4.4.1 Wettelijk en beleidskader

Dit inpassingsplan voorziet in de planologisch-juridische regeling om maatregelen in het kader van de ambities en verplichtingen in het natuurbeleid mogelijk te maken. Ecologie is daarmee een zeer zwaar meewegend omgevingsaspect en moet goed onderzocht worden.

Voor de geldende wet- en regelgeving omtrent het aspect natuur wordt verwezen naar hoofdstuk 2 van dit inpassingsplan.

4.4.2 Ecologie en het PIP 'Achter de Voort, Agelerbroek en Voltherbroek'

Ten behoeve van de opgave voor dit Natura 2000-gebied is onderzoek uitgevoerd naar de maatregelen in relatie tot de Wet natuurbescherming. De rapportages zijn bijgevoegd in bijlage 1 en bijlage 2 bij de toelichting.

In het rapport zijn de geplande maatregelen getoetst aan de instandhoudingsdoelen voor het Natura 2000-gebied "Achter de Voort, Agelerbroek en Voltherbroek". Voor het volledige rapport wordt verwezen naar de bijlage.

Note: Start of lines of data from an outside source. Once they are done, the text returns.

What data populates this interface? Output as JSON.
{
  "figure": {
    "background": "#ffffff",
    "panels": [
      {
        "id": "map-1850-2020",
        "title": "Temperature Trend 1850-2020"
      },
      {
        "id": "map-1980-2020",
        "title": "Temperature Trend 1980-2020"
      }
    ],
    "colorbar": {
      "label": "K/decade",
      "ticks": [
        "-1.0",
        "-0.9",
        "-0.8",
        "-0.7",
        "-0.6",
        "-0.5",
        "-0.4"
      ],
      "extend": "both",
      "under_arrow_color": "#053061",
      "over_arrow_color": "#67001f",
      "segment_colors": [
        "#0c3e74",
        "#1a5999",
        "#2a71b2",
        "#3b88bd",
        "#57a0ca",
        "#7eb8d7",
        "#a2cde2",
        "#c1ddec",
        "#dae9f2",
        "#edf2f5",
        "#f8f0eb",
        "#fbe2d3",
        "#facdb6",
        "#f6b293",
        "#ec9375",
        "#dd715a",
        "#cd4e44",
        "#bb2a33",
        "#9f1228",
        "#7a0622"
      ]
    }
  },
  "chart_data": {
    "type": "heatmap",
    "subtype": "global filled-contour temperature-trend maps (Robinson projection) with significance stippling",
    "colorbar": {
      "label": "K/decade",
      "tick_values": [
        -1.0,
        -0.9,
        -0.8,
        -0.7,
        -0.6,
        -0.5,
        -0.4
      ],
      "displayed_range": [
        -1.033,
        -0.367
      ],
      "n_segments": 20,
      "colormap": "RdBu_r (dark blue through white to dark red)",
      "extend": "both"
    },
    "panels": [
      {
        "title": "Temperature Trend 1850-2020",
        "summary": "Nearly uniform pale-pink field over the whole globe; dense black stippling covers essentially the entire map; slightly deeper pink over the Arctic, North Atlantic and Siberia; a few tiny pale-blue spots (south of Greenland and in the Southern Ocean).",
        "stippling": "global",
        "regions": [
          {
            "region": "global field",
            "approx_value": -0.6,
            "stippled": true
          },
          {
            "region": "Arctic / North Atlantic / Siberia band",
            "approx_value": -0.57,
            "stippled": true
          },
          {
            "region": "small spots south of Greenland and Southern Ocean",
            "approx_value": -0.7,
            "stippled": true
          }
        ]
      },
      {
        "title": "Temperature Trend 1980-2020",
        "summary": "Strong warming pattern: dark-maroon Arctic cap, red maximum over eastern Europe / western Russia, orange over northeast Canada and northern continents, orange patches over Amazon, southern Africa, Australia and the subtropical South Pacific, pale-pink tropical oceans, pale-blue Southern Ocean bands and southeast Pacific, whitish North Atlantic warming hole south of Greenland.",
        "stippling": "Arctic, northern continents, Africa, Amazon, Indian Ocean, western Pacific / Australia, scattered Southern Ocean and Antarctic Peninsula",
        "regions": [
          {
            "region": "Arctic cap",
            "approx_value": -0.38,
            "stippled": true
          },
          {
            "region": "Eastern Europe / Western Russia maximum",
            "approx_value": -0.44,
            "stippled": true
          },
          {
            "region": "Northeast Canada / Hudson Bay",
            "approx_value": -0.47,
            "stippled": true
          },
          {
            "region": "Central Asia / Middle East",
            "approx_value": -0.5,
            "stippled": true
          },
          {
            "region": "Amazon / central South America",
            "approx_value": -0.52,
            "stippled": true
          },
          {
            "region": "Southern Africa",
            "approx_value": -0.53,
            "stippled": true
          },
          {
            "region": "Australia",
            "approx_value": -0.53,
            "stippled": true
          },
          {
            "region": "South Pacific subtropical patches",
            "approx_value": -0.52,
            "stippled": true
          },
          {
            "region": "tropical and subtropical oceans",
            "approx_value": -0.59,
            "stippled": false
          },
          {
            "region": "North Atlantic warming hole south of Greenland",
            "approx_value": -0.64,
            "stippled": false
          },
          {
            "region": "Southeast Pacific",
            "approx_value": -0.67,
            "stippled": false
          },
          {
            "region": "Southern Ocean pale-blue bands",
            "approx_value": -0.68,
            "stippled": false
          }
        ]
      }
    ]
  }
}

Er zijn concrete plannen voor herstel en versterking van de natuur- en landschappelijke waarden van het Natura 2000-gebied. Deze maatregelen zijn gericht op duurzaam behoud en/of versterking van Habitattypen en Habitatsoorten waarvoor een instandhoudingdoelstelling is vastgesteld. Er worden maatregelen voorgesteld die tot doel hebben negatieve effecten uit het verleden weg te nemen (verdroging, verzuring, vermesting), bepaalde Habitattypen in omvang toe te laten nemen (zoals rooien van bos) en om het gebied robuuster te maken (zoals maatregelen t.b.v. waterhuishouding en uitbreiding areaal natuur).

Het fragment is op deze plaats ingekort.